Well, it sure didn’t take long for Marge and Homer’s marriage to have major problems again.  This time, of course, it’s Homer’s fault.

Watching “Homer’s Night Out” so soon after “Life on the Fast Lane,” the thing that struck me most was Marge initially seems hypocritical to toss Homer out after Bart snaps a photograph of his father dancing with a belly dancer during a bachelor party.  Homer isn’t innocent here.  He stuffs a dollar down the woman’s g-string, but he was dancing with her in the first place after he got pushed up onto the table with her, and Homer has never been known for his impulse control.  He also lied to Marge about where he was going, plus the antics of him and his co-workers were making the groom and his father miserable since that wasn’t the sort of party they were looking to have (where’d they find those two guys anyway?).

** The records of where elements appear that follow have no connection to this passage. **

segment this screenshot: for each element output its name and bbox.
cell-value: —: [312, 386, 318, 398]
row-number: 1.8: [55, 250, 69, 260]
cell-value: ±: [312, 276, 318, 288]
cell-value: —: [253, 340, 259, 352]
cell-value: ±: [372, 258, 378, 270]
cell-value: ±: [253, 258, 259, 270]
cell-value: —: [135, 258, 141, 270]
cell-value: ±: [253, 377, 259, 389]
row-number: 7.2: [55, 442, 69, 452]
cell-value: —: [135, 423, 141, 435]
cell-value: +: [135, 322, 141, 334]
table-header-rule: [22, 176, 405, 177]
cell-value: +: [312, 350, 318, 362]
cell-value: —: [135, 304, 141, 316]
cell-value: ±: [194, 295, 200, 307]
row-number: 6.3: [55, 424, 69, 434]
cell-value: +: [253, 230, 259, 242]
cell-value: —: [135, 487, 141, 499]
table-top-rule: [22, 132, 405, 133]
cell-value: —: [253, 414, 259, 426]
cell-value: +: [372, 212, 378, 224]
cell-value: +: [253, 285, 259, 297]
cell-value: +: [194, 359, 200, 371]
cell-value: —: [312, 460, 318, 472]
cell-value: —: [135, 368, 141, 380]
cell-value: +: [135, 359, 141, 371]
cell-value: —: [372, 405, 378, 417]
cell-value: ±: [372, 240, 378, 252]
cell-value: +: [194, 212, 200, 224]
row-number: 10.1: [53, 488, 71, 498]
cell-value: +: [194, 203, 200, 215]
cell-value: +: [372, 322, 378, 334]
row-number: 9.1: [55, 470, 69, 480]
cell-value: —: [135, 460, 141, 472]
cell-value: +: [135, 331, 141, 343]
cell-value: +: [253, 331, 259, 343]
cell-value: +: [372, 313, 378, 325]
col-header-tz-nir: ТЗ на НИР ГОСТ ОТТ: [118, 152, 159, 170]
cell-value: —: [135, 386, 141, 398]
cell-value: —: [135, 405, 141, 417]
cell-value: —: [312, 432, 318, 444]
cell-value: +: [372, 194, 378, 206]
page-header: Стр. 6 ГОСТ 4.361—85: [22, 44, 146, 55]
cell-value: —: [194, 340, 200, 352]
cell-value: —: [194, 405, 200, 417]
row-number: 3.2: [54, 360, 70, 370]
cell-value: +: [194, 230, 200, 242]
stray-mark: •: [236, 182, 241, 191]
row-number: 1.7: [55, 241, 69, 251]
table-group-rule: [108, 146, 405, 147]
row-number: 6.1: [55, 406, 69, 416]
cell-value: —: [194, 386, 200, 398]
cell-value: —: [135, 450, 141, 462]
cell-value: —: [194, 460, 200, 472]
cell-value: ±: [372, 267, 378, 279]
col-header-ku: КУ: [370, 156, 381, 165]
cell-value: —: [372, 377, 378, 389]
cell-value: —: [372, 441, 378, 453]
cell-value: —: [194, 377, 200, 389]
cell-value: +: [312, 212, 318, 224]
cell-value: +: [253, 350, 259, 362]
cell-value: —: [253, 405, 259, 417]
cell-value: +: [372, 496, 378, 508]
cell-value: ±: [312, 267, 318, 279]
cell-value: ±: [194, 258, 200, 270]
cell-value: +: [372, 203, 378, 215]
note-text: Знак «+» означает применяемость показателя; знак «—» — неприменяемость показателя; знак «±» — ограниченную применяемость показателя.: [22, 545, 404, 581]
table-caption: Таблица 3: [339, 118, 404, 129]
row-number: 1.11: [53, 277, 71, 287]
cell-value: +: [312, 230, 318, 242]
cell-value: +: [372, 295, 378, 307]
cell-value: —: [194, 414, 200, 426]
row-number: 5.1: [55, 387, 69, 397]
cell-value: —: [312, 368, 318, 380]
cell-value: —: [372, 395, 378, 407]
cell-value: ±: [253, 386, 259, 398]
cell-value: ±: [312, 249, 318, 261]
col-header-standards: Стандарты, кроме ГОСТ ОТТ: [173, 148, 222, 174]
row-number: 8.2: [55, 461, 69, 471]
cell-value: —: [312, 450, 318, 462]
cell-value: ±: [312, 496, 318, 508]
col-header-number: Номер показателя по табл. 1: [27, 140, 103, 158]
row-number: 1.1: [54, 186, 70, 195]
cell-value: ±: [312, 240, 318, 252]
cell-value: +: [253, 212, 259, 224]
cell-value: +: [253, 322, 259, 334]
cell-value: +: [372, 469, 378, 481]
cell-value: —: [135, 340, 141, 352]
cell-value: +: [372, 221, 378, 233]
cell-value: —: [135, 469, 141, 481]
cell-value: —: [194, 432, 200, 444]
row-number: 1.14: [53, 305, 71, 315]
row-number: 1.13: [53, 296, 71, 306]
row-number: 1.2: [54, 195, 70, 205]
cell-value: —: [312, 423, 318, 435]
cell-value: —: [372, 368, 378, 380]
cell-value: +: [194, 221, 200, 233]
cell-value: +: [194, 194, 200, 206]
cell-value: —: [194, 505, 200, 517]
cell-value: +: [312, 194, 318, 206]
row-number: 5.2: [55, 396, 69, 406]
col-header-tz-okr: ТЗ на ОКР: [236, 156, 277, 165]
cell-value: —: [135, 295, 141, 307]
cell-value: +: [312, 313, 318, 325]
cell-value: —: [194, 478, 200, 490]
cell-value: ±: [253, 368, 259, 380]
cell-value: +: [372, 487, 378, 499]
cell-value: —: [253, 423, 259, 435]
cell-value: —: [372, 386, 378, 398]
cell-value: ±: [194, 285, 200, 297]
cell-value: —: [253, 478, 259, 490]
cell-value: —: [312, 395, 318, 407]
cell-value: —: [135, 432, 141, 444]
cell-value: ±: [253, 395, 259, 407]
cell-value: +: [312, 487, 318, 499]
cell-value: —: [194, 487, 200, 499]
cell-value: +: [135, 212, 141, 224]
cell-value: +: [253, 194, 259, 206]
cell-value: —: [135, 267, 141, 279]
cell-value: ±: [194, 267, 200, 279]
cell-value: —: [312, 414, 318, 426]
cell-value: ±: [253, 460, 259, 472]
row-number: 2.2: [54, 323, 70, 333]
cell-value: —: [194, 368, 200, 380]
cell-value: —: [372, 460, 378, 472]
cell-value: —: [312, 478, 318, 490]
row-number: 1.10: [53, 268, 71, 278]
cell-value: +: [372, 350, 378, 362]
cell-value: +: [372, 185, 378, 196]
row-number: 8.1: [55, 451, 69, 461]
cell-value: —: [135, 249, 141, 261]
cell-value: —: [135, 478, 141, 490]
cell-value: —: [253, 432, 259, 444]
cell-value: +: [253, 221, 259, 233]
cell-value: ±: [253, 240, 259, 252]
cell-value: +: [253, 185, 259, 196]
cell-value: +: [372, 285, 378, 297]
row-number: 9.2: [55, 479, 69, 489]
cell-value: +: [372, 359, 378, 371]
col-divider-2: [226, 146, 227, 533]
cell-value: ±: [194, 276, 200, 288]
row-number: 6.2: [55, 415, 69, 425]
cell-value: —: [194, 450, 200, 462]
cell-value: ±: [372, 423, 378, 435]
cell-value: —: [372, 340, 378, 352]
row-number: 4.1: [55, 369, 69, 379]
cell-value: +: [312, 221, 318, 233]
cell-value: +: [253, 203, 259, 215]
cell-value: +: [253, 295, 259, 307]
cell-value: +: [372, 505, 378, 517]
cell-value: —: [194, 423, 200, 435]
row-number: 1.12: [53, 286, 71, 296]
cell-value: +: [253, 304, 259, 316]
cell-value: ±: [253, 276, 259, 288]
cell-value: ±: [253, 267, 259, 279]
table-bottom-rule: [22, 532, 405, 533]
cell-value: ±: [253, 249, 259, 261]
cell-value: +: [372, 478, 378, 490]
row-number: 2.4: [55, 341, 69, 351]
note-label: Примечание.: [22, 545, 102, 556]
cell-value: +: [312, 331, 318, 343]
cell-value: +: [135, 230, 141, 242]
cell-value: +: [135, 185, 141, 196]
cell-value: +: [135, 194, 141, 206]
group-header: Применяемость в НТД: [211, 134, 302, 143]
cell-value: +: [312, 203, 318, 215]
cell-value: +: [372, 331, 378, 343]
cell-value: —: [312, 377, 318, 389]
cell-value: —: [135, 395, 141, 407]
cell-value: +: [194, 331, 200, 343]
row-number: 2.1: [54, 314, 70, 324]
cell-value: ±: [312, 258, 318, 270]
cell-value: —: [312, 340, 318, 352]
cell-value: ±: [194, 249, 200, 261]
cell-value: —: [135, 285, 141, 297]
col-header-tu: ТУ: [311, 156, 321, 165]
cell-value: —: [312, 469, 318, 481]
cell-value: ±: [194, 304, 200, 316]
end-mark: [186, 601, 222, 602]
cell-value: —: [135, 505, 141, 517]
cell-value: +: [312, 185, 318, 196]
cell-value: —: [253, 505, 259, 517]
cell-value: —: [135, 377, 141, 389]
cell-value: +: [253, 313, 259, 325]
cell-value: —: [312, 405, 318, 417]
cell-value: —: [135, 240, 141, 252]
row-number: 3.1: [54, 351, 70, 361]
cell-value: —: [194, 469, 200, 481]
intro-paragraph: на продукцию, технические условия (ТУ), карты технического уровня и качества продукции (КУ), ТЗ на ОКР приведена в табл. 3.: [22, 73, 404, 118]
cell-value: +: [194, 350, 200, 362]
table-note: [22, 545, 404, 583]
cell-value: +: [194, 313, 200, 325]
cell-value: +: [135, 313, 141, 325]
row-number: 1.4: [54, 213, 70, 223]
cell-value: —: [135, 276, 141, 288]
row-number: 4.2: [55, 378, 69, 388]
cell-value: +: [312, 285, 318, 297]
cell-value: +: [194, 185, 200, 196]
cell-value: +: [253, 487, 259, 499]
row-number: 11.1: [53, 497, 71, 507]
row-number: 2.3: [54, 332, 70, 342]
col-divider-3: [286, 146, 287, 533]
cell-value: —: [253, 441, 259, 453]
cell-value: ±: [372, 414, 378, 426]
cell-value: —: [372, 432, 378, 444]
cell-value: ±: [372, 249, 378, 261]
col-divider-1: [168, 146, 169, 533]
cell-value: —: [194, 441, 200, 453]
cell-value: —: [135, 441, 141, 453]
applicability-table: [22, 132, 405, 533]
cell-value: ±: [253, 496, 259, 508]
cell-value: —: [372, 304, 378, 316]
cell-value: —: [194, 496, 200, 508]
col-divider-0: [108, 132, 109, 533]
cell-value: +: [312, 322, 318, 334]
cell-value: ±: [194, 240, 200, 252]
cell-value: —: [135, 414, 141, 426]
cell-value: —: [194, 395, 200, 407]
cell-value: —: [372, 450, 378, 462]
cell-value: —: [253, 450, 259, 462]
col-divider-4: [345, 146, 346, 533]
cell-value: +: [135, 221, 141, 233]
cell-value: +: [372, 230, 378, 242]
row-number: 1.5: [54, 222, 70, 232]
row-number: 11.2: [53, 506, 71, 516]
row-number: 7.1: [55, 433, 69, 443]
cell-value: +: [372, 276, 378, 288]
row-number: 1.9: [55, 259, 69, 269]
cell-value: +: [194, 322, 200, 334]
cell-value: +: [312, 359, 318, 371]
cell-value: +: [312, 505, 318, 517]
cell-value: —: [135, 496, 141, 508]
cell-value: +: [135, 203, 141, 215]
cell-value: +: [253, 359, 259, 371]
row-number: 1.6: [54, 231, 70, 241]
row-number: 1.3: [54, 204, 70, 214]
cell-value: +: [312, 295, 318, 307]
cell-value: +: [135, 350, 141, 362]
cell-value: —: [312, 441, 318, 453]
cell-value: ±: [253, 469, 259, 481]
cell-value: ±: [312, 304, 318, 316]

So, is Homer innocent?  Of course not.

Was he even dreaming of doing more with the dancer than he did?  Not that we can see.  He didn’t follow her home, meet her a second time, have a serious of clandestine meetings and even a brunch…you know, like Marge did with Jacques.

So, why would Marge toss Homer out?  Homer’s even oblivious as to why he’s suddenly so famous in town, despite Apu having the very photo that everyone has seen taped up behind him when Homer visits the Kwik-E-Mart.

My initial thought was Marge was applying something of a double-standard…but then halfway through the show, she says why she’s really upset.  It isn’t the dancing with the exotic dancer, Princess Kashmir, but rather treating a woman as an object and setting a bad example for Bart.

Of course, Marge still could have been applying a double-standard.  Continuity is not a strongpoint of this show.

As such, Homer has to find Princess Kashmir, apologize, and let Bart see she’s a real human being with feelings and everything.

As such, Homer drags Bart to every sleazy possible place that objectifies women in town.  Springfield has an awful lot of them for such a small town.

Now, obviously, Homer succeeds.  He makes a speech about respecting women, one of those early Simpsons speeches that somehow touches a whole crowd and makes them at least temporarily better people.  He and Marge reconcile.  Bart learns a lesson.

And no one seems to notice Homer and Marge apparently left Lisa and Maggie home alone during the last scene.  Oh well.